# Clone/heal not working - nothing happens at all - help please



## judderman62 (May 12, 2013)

Hi all

Well once again lightroom frustrates me more than anything else on earth is capable of - do the developers design it to do this on purpose ?

I am trying to remove a seagull from an image. 

I click on the clone/heal, leave it on heal and when I place the circle over the seagull, the other circle goes over plain sky but the seagull does not get removed.
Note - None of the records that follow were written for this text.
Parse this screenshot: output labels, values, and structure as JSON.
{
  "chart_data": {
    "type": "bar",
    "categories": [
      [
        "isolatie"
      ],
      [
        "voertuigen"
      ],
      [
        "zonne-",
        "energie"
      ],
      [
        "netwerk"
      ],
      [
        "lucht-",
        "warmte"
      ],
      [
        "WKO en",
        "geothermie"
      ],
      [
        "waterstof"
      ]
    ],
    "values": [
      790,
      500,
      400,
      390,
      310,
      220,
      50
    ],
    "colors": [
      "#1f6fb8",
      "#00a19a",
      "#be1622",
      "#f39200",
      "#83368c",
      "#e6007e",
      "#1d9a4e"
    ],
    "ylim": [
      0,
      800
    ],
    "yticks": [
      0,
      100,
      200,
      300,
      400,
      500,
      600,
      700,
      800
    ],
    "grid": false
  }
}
is there some setting needs changing somehwere ? Is my software broken ?

many thanks

Mike


----------



## clee01l (May 12, 2013)

Heal attempts to blend the target circle with the source circle. Clone attempts to replace the target circle with the source. Both of these options feather the result to zero at the circle edge. In addition to the Clone/Heal choice, there is a percentage slider that determines what percentage of the result circle will come from the target circle.  Begin by moving that slider to 100% and then back off from that value until an acceptable result is achieved. Many of my clones use a setting of around 90%. I would never use the Heal option for the task that you are attempting.


----------



## judderman62 (May 12, 2013)

I have no such percentage slider - to clarify I am on lightroom 3


----------



## judderman62 (May 12, 2013)

ahhh it says opacity - that worked - it was down at zero for some reason

thanks a million


----------